A load testing tool with both local and cloud deployment possibility is a great advantage as performance engineer can reuse script across deployment for both type of tests.
Real-time Monitoring
It enables monitoring of the entire Web application environment while under a load and visualizing performance data as the test is run. This is especially important for QA Personnel and Developers to get immediate feedback. Even more important, the ability to use the same tool to real-time monitor the Web application while in production (with no virtual users, or only a few, and with minimal overhead) turns your load testing solution into a sophisticated, performance debugging tool. The same scripts used in load testing can be used as synthetic transactions for response time monitoring while in production, and all the cross analysis features are available to identify the sources of performance issues (and directly compare the data to that observed in load test runs).

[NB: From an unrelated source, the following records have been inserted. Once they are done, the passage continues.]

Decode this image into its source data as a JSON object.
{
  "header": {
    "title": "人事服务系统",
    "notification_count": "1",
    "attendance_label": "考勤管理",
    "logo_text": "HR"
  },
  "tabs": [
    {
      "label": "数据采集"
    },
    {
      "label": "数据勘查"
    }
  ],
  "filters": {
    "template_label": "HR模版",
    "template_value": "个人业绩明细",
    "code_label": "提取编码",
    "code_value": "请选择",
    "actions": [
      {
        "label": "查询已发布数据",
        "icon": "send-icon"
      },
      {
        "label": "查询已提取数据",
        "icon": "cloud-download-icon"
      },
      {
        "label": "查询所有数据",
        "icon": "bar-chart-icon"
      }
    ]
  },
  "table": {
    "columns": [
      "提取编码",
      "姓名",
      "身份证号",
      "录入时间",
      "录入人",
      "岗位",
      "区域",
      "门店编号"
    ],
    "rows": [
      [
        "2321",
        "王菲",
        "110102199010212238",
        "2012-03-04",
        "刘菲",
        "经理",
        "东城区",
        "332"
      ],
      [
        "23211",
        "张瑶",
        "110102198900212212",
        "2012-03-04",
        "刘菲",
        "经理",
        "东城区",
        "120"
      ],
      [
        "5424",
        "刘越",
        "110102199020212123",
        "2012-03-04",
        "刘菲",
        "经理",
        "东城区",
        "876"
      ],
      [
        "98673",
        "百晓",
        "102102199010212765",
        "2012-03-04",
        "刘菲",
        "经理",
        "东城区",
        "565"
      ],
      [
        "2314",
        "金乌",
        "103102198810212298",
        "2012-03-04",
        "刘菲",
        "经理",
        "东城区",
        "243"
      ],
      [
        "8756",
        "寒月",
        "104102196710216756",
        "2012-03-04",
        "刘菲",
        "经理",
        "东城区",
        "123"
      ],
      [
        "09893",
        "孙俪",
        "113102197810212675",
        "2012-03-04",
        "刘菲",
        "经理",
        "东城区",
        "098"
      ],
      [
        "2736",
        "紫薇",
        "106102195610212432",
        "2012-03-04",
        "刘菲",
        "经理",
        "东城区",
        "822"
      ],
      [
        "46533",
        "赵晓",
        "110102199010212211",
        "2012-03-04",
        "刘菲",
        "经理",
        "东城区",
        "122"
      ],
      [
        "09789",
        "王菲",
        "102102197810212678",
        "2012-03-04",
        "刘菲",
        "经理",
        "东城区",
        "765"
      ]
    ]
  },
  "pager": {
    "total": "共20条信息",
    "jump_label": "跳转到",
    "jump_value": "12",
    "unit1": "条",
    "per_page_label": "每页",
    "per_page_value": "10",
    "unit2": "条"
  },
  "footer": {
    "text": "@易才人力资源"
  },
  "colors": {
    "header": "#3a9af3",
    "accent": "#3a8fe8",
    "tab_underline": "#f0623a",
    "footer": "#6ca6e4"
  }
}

Automated Anomaly Detection
It helps detect trends or exception conditions that can be the cause of performance issues. This is a specialized, configurable feature that automatically combs through the massive amount of test data, analyzes it and highlights areas that may be the origin of a loss of performance. These exception conditions should include threshold on the amount of resources used (for example: disk space, network bandwidth, cache use), and trending information useful to detect problems such as memory leaks. More advanced tools will label them by severity level and suggest a course of action to remedy the problem.
Automated Reporting
Beyond an immediate increase in productivity, automated reporting–combined with customized anomaly detection, provide the ability to create customizable, reusable views. It also returns a quick, repeatable reading of any test run at the push of a button, for the benefit of a particular user. For example, a database administrator will want to quickly assess whether a poorly performing query or badly configured parameter is causing a slow page load. A powerful reporting tool with drag and drop functionality, will allow you to create and define report templates which can subsequently be used on any test result. (Figure 2). This means that you can drop your template on a test result folder and the appropriate data will be instantly extracted and automatically populate the template. The data is then saved to a report and ready for distribution. Repeat the same step using results from a different test to receive the same type of report on that data.
Lower cost of ownership
There is a well-documented cost in poor Web application testing, but the selection of an enterprise-class testing solution also has many cost and ROI. The licensing and software maintenance costs can vary substantially from one vendor to another, as does the scope of the solution. The value here resides in licensing only for what you really need and what you will really use. The return, however, is more difficult to assess as it involves considerations such as the proper feature mix, ease of use and installation, along with the many other benefits, which appear to reduce the total cost of ownership, but still, they are difficult to measure. Once you have determined that your test solution requires little or no training of personnel to install the software, develop test scripts and test scenarios and no outside assistance is necessary, it becomes clear that the solution you have chosen will have, in fact, a lower cost of ownership.
Therefore, the real question is not only what each solution can do, but also what would you actually do with each product. This is not only a function of the solutions offered by vendors, but is more about the match between a particular solution, your applications’ technical characteristics, the personnel using it, and the expectations of various people in your organization. One thing is sure though, the more difficult it is to extract value out of each test run, the higher your cost of ownership will be.